Le SNAO proteste contre les délégations de tâches non concertées Le Syndicat national des orthoptistes (SNAO) s’oppose à la nouvelle tentative des ophtalmologistes du SNOF de déléguer des tâches qui relèvent de la compétence des orthoptistes à leur secrétaire en leur octroyant un certificat de qualification professionnelle. Ce projet a été mis en place sans concertation préalable, déplore le SNAO. Alors qu’il faut trois ans pour former un orthoptiste, le futur certificat de qualification professionnelle destiné aux secrétaires ne comporte que cent heures de formation théorique. Le SNAO rappelle la valeur ajoutée des actes pratiqués par des orthoptistes qui permet à la fois un gain de temps et une sécurité accrue de la santé visuelle des populations. Le SNAO appelle les pouvoirs publics et l’UNCAM à mettre fin à ces pratiques connues de tous et dont les patients s’émeuvent.
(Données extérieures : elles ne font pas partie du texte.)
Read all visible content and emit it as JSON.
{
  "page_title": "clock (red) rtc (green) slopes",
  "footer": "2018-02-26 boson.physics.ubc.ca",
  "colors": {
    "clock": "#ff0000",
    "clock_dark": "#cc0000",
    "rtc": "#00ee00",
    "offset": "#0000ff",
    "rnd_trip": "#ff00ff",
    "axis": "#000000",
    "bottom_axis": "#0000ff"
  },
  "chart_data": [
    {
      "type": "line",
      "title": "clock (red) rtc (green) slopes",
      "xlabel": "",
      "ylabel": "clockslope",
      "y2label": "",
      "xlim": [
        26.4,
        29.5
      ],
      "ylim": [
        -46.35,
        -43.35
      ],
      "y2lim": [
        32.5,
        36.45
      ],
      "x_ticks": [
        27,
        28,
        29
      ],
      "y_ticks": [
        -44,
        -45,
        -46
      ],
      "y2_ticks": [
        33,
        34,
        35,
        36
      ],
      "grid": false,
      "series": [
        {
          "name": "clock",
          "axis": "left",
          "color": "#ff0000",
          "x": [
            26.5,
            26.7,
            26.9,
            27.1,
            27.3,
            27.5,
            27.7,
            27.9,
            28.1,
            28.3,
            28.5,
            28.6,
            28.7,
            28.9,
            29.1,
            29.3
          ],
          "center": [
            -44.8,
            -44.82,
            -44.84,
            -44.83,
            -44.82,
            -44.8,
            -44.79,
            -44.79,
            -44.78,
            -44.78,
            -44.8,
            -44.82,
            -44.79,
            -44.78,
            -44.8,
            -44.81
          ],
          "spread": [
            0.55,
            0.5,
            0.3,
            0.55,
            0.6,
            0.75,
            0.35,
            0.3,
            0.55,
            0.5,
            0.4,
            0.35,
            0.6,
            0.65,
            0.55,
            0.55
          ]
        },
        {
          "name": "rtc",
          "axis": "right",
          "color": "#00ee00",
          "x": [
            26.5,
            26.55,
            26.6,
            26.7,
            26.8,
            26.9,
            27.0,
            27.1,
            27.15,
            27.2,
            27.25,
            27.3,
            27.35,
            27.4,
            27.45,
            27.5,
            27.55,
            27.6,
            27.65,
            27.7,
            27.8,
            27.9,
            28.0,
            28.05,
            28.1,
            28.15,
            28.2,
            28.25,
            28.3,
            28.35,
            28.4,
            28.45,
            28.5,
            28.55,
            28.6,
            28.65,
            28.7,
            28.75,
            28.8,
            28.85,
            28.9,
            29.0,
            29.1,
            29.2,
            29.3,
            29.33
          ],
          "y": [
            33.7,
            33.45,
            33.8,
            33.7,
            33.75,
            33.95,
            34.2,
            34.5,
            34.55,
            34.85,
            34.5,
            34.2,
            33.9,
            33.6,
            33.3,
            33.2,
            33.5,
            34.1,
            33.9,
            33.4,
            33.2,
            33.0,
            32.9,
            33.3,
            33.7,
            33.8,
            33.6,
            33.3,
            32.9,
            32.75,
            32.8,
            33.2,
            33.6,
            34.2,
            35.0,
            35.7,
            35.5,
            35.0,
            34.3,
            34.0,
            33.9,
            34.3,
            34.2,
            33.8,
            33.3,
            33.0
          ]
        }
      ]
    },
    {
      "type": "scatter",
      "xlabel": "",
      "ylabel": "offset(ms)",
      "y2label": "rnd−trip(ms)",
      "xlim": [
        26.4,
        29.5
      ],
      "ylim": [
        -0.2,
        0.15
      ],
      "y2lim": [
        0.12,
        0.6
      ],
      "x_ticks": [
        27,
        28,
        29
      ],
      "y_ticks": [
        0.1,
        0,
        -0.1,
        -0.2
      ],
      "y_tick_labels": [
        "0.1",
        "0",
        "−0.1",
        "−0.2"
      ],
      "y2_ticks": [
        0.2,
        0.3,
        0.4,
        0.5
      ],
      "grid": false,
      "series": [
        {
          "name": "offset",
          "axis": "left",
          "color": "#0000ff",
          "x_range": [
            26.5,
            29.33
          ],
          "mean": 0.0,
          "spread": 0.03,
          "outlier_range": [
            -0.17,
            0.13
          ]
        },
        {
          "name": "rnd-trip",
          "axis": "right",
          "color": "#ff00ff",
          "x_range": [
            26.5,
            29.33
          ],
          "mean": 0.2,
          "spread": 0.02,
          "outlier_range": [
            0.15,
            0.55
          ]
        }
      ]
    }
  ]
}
Démographie : la CSMF tacle la Cour des comptes Dans son dernier rapport, la Cour des comptes estime qu’il faut réduire les inégalités de répartition des médecins sur le territoire par des mesures contraignantes. Elle propose de plafonner les aides financières à l’installation et de moduler la prise en charge des cotisations sociales des médecins libéraux par l’assurance-maladie en fonction de la répartition des professionnels, y compris pour les médecins déjà installés. La CSMF a rappelé son opposition à tout dispositif coercitif et dénonce l’approche comptable de ce dossier. Le syndicat a demandé au gouvernement de faire confiance aux mesures incitatives contenues dans la nouvelle convention plutôt qu’à la Cour des comptes.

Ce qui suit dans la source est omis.